Views on the role of companies and their responsibility to make a profit for shareholders vary and the concept of Corporate Social Responsibility (CSR) has been debated widely. Today in Australia, however, the most commonly held view is that responding to community need and social pressures, when applied appropriately, is conducive to long term returns to shareholders.

An early study (2000) conducted for the PM’s Community Business Partnership indicated a shift to community investment being entrenched into business policy and strategies and a move away from ad hoc philanthropy disconnected from corporate interests.

An updated study (2006) was undertaken to clarify current views and trends. This has shown that, amongst larger companies, ‘corporate community investment’ continues to increase and deepen, with activities progressively becoming an integral part of core business.

Most of the companies who took part in this research have indicated they plan to increase their level of community support, but with deeper involvement in a narrower range of activities. They are also more likely to seek out partners and activities that address their business needs.

The rationale for corporate community investment, apart from building a better society and promoting public benefit, includes maintaining community trust and consequent ‘license to operate’; responding to staff demands for involvement, especially Gen Y staff; to gain customer support; and to build relationships between staff and community.

Employee volunteering and involvement is expected to grow with a greater focus on meeting community need through partners accessing company skills and technologies.

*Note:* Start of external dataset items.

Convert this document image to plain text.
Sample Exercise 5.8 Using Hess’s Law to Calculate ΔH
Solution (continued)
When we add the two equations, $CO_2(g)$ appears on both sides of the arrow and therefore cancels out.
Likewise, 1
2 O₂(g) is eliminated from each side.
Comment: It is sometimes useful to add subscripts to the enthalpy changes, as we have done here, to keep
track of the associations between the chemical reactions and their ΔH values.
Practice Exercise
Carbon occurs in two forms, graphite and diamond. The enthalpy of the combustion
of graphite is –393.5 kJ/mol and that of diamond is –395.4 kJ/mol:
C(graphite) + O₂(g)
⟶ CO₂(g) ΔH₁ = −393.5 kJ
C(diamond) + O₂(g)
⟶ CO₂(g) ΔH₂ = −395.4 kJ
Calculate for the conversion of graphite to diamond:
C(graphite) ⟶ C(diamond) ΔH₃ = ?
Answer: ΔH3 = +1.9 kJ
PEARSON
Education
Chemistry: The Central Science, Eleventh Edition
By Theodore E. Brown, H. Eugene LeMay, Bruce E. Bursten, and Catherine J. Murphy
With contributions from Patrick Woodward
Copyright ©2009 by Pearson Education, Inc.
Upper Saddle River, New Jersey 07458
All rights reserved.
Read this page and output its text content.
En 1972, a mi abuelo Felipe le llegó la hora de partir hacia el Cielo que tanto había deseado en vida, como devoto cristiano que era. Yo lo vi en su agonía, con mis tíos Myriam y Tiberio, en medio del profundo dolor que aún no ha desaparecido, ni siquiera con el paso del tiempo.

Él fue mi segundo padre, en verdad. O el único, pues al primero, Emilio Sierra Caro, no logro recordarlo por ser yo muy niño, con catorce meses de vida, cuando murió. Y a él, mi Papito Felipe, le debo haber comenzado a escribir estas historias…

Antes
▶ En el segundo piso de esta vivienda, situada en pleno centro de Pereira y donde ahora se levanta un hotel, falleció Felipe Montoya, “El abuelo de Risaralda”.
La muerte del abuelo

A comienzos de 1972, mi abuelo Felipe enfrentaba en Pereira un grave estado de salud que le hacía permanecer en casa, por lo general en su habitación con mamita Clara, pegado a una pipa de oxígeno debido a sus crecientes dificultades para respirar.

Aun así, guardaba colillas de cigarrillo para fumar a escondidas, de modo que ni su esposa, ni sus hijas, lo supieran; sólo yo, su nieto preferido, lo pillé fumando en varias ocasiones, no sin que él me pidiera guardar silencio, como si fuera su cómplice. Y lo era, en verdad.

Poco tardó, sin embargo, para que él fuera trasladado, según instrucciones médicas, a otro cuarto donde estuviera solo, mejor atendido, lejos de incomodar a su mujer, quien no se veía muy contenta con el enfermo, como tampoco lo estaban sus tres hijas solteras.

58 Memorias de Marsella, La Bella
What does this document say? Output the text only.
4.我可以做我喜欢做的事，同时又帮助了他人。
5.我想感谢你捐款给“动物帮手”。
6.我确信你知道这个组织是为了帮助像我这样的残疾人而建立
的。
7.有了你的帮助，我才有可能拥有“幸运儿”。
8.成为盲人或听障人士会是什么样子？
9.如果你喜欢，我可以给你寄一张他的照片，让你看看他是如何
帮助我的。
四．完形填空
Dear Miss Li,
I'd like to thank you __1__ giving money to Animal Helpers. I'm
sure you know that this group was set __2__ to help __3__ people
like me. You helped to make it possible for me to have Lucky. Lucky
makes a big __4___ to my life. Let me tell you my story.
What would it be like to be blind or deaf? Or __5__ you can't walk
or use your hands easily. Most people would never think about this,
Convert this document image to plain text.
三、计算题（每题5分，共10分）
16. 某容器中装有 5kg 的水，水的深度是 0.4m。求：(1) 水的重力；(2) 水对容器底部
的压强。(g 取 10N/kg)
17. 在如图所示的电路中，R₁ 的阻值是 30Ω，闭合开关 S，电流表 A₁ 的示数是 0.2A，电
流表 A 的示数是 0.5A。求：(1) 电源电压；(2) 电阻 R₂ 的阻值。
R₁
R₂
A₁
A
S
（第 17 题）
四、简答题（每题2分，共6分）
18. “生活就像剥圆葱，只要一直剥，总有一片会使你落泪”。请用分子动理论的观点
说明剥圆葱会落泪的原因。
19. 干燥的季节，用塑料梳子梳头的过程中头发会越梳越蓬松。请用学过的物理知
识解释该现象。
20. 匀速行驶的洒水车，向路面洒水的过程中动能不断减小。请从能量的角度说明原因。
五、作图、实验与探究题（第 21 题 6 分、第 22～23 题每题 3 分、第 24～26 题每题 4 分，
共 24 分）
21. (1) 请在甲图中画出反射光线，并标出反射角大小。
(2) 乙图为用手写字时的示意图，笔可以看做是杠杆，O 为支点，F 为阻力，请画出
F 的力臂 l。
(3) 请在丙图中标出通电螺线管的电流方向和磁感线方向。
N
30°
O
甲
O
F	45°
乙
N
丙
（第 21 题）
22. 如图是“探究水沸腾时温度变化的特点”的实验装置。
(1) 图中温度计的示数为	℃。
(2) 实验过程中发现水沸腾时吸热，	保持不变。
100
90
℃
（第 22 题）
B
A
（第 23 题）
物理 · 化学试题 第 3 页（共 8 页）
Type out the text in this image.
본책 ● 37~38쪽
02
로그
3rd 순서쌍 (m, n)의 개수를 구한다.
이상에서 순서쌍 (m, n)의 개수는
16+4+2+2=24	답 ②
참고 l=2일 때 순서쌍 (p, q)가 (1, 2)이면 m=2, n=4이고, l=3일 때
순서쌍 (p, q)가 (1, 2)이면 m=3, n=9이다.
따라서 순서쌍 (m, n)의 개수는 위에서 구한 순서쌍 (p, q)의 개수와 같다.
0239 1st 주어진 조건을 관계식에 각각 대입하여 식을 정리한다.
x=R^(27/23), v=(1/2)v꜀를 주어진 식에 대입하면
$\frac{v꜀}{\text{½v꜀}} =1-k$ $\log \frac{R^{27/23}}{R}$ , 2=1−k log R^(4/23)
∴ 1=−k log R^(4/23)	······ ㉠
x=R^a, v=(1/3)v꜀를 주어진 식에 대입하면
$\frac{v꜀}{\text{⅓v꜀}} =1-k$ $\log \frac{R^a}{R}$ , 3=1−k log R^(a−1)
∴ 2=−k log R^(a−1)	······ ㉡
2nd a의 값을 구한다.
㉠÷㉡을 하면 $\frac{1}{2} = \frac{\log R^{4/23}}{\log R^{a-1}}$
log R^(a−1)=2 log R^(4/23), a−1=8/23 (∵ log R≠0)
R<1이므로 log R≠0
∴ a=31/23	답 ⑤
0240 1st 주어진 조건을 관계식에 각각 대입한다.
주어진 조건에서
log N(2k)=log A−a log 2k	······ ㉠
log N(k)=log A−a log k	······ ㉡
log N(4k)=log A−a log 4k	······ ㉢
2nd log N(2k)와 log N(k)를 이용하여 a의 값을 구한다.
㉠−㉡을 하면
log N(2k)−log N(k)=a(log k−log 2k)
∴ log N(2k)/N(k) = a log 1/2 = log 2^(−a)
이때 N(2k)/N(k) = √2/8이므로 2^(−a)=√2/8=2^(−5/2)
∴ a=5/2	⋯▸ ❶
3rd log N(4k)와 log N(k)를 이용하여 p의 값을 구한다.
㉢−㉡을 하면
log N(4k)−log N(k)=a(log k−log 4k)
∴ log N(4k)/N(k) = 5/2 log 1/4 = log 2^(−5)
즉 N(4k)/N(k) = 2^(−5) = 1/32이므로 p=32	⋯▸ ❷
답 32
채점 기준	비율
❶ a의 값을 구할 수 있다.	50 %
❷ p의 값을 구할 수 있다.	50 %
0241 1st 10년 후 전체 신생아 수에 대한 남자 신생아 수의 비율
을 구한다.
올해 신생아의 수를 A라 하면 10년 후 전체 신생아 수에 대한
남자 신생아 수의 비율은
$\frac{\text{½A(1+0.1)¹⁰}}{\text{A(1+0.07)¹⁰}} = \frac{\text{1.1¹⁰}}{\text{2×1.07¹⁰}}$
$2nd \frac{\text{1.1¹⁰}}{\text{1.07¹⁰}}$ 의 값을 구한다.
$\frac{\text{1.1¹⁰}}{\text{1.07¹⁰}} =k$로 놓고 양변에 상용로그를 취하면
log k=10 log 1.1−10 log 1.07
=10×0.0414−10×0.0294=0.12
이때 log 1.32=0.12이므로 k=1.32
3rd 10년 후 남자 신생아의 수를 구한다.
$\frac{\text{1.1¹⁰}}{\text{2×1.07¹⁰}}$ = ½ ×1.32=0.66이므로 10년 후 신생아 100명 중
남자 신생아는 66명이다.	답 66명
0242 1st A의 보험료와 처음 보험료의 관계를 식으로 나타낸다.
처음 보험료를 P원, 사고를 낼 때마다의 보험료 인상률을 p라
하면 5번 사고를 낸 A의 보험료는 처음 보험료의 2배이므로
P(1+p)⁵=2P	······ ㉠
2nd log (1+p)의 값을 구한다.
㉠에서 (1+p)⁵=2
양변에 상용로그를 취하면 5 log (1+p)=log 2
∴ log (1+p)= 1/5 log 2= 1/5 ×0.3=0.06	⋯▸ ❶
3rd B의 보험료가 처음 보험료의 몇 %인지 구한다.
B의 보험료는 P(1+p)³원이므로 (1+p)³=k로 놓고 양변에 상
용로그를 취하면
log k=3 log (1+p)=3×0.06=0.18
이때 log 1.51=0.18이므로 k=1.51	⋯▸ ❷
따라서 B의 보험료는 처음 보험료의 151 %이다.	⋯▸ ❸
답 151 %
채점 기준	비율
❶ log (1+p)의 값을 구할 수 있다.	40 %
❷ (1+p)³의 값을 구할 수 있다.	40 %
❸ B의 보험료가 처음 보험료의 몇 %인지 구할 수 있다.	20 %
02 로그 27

Companies are also looking for better strategies to measure the outcomes of their community activities and redefine their relationships with not-for-profit organisations. This will have implications for the management of these community groups.

A number of factors are expected to influence the future direction of corporate community investment strategies. These include a growth in community expectations of corporate contributions; a growing acceptance and understanding of accrued mutual benefits; greater demand for transparency and accountability from both business and community sectors; and an increased use of community investment and relationships for competitive advantage.